Questa sera a Che tempo che fa ci sarà ospite tra gli altri la fidanzata di Dj Fabo (ovvero Fabiano Antoniani) che è appena uscita nelle librerie con il libro che racconta una delle storie più controverse del panorama culturale e sociale italiano di questi ultimi anni: quella del suicidio di quel fidanzato che dal 13 giugno del 2014 viveva una condizione di semi-totale paralisi dopo un gravissimo incidente in moto. Valeria Imbrogno presenta così «Prometto di perderti» nel quale racconta tutto il dramma e il percorso che ha portato Dj Fabo alla scelta difficile e contestata del suicidio assistito nella clinica svizzera “Dignitas”. Lo aveva chiesto lui alla sua famiglia, alla sua donna che gli erano sempre stati di fianco e infine all’Associazione Luca Coscioni con il loro leader Marco Cappato che lo ha personalmente accompagnato in Svizzera per l’ultimo atto della vita di Fabiano. Da lì il celebre caso e processo per il suicidio assistito con l’imputato che si è spontaneamente presentato per segnalare l’emergenza legislativa su eutanasia e autodeterminazione della propria esistenza financo alla morte. Qualche giorno fa i giudici di Milano hanno rinviato alla Consulta gli atti del processo a Marco Cappato perché valuti la legittimità costituzionale della legge che punisce l’aiuto al suicidio: di fatto, sia difesa che accusa si trovano concordi nell’affermare che la scelta di Cappato sia stata una sorta di “pietas” nei confronti di una migliore dignità della vita per Dj Fabo. Ora sarà la Consulta a dover decider in un caso che si profila, come per Eluana Englaro e Piergiorgio Welby tanti anni fa, come elemento segnante un’era.

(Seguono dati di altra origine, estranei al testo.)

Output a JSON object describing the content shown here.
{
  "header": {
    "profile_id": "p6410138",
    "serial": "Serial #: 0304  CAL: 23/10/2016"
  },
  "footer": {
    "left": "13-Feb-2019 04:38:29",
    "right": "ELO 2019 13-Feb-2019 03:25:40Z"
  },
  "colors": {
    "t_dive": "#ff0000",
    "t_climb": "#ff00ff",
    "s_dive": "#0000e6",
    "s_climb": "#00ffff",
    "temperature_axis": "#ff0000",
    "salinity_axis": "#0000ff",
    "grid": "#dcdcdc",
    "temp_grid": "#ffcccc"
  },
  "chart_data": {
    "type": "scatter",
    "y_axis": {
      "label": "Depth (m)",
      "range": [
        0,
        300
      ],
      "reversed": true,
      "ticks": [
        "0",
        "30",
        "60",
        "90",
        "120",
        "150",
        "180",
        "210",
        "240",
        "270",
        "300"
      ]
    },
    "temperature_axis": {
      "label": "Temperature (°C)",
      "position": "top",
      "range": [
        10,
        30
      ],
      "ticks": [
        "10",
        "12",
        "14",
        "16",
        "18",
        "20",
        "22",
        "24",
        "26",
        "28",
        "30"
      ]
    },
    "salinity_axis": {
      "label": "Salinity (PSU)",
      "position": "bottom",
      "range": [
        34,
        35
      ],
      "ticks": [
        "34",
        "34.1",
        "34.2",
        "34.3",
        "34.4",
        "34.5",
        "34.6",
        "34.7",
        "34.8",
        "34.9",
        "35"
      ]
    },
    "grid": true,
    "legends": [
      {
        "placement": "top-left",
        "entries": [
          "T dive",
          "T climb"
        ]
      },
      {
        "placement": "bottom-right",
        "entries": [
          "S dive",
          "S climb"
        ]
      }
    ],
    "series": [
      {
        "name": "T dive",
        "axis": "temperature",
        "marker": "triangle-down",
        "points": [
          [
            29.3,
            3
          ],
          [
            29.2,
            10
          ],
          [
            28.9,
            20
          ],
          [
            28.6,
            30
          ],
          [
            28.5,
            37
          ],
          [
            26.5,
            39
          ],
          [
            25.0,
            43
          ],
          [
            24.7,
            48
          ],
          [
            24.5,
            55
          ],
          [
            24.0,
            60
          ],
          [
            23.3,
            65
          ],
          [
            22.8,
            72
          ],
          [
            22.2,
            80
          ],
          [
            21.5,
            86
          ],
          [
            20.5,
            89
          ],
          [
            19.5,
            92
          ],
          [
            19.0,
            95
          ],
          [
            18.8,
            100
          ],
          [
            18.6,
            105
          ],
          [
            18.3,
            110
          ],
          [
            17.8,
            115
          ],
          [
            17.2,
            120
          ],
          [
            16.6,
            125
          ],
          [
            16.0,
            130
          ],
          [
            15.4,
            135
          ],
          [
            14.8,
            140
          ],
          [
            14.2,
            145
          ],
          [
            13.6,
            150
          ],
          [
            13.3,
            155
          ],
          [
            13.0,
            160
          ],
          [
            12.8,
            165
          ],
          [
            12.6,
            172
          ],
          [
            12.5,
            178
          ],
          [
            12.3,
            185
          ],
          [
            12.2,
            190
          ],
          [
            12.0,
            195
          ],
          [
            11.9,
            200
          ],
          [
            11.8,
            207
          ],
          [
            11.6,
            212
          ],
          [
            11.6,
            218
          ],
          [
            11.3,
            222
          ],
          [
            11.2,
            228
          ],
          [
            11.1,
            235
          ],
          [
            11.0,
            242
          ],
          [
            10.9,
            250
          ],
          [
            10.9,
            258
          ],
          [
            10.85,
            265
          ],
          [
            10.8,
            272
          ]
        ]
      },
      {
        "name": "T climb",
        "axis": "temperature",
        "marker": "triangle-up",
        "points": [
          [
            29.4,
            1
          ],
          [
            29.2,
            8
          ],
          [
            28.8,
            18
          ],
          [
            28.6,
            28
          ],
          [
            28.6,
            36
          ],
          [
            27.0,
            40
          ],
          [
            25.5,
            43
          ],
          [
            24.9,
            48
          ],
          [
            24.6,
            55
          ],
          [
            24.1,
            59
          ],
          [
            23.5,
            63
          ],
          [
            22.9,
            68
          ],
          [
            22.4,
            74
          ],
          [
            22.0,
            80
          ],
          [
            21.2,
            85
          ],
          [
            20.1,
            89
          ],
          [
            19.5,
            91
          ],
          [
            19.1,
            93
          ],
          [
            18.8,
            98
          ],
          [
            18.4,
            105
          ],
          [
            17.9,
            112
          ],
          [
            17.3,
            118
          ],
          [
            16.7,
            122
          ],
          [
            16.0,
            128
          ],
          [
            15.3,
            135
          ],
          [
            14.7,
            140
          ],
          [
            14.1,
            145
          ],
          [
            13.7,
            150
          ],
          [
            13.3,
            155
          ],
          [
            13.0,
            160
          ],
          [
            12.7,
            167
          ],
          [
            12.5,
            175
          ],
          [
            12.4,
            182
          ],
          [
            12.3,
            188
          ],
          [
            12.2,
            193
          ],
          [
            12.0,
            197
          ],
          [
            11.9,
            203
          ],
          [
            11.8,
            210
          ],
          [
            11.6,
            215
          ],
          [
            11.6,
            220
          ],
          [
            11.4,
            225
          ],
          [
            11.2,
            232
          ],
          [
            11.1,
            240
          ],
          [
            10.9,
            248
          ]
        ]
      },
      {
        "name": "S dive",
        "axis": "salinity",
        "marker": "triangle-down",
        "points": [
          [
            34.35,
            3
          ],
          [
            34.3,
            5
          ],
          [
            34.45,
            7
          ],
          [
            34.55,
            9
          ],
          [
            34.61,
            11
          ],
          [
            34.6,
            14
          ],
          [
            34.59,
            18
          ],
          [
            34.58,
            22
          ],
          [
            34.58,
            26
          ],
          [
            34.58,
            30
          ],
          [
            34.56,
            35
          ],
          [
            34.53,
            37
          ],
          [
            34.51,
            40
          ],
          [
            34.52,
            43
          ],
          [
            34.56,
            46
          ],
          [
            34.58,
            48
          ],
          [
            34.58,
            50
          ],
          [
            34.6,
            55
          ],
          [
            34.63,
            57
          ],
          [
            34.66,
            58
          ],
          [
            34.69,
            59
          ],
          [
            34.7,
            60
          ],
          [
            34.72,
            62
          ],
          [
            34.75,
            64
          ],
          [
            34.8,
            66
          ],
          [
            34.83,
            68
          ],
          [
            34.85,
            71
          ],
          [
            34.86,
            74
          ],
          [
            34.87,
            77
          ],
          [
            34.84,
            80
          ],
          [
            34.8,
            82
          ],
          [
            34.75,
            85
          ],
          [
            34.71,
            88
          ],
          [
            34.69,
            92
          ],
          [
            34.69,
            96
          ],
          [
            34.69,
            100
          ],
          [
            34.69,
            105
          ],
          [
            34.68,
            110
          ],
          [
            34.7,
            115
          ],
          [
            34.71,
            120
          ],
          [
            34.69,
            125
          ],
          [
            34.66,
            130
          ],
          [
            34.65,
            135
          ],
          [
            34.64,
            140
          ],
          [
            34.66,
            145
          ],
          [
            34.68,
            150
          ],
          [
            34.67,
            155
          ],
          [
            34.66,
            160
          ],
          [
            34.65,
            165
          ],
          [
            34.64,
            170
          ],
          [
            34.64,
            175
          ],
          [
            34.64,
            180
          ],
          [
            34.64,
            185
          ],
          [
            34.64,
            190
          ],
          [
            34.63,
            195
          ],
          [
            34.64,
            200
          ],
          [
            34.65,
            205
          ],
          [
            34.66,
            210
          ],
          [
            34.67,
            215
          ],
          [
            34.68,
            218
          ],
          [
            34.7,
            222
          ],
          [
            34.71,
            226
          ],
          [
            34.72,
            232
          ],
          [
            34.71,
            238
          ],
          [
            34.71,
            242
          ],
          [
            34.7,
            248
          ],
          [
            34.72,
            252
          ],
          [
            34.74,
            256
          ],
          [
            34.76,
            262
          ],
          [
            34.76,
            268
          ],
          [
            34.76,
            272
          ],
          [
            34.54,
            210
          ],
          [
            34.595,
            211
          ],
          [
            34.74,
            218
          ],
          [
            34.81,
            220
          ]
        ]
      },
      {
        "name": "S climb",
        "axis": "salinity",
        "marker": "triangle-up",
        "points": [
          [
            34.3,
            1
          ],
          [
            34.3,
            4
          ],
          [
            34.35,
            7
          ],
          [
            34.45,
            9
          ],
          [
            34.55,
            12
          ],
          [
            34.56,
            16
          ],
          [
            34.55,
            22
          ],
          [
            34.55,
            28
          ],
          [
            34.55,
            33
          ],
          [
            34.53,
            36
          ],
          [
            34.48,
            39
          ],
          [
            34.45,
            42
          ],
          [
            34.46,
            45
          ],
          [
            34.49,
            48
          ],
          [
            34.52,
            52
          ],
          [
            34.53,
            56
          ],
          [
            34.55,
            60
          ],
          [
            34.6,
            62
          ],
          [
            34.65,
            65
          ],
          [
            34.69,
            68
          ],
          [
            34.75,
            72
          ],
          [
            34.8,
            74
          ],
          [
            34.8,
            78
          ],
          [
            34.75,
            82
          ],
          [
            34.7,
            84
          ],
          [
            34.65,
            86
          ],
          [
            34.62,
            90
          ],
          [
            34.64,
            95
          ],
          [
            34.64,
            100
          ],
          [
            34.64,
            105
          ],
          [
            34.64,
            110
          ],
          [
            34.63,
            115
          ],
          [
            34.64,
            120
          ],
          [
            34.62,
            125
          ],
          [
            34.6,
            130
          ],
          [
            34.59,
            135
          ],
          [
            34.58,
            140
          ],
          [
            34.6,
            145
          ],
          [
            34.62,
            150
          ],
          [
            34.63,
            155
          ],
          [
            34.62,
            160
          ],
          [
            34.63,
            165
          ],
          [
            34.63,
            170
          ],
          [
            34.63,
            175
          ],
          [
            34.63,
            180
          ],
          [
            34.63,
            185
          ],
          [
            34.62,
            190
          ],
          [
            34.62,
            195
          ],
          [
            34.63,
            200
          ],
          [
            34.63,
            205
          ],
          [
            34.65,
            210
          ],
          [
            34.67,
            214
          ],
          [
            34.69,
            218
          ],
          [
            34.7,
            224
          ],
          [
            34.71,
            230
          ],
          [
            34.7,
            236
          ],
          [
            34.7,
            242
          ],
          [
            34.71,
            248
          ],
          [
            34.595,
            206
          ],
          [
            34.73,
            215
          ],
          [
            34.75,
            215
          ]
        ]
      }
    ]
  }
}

LA PREGHIERA E IL GIUDIZIO DELLA CHIESA

Il prossimo passo infatti, dopo il testamento biologico, potrebbe proprio essere la legittimazione legislativa dell’eutanasia per evitare altri casi come Fabo, “costretti” ad andare all’estero per porre fine alle proprie sofferenze. L’opinione pubblica sembra ormai schierata in toto verso questa decisione e “rivoluzione”, le varie associazioni radicali pure mentre al momento sembra rimasta “sola” la Chiesa nel cercare a livello pubblico e mediatico di presentare il proprio giudizio e le proprie questioni sulle immense problematiche esistenti nel concedere la legalizzazione piena sull’eutanasia. Quando Fabo morì ormai un anno fa, la Curia di Milano invece che reagire con insulti e richieste di interrogazioni parlamentari contro quella decisione, iniziò il proprio “commento” al fatto appena successo con una richiesta semplice di preghiera. «Un gesto di compassione cristiana e di preghiera. Sarebbe triste se si speculasse su questo…», scriveva Don Davide Milani responsabile della comunicazione della diocesi di Milano e portavoce dell’allora cardinale Angelo Scola. Alla Stampa poi rispose in questo modo sulla richiesta diretta della posizione della Chiesa sull’eutanasia, se fosse per caso cambiata o meno: «Il giudizio che esprime la Chiesa con questo gesto di preghiera è di affidare Fabiano alla misericordia di Dio, come fa sempre con tutti i defunti. Ma la posizione della Chiesa sull’eutanasia e il fine vita non cambia».



Ancora più interessante fu l’omelia che il Card. Scola tenne il giorno del Venerdì Santo dello scorso anno, in riferimento alle vicende di Dj Fabo e del “sogno eutanasico” del nuovo mondo secolarizzato anche in Italia. «Decidere la propria morte non è autentico potere. L’individualismo esasperato, che è la cifra della nostra cultura occidentale contemporanea, giunge a rivendicare il diritto all’assoluta autodeterminazione anche in questo campo dell’umana esperienza. Ma ogni uomo che si osservi con umile lealtà riconosce che quello di decidere la propria morte non è autentico potere. Neppure Cristo decise la propria morte. Egli obbedì con libertà alla volontà del Padre ed accettò come un agnello condotto al macello l’ingiusta condanna degli uomini». Una voce “fuori dal coro” ma che ancora oggi regge nella sfida culturale e umana alla contrapposizione sulla totale autodeterminazione: una sfida non tanto di idee ma di umanità e giudizio sull’esperienza davanti. Un contrasto dal quale speriamo che l’umanità possa non solo evolversi ma non perdere la cifra più propria, ovvero la cura e l’attenzione per la persona tutta, dal suo concepimento fino alla morte.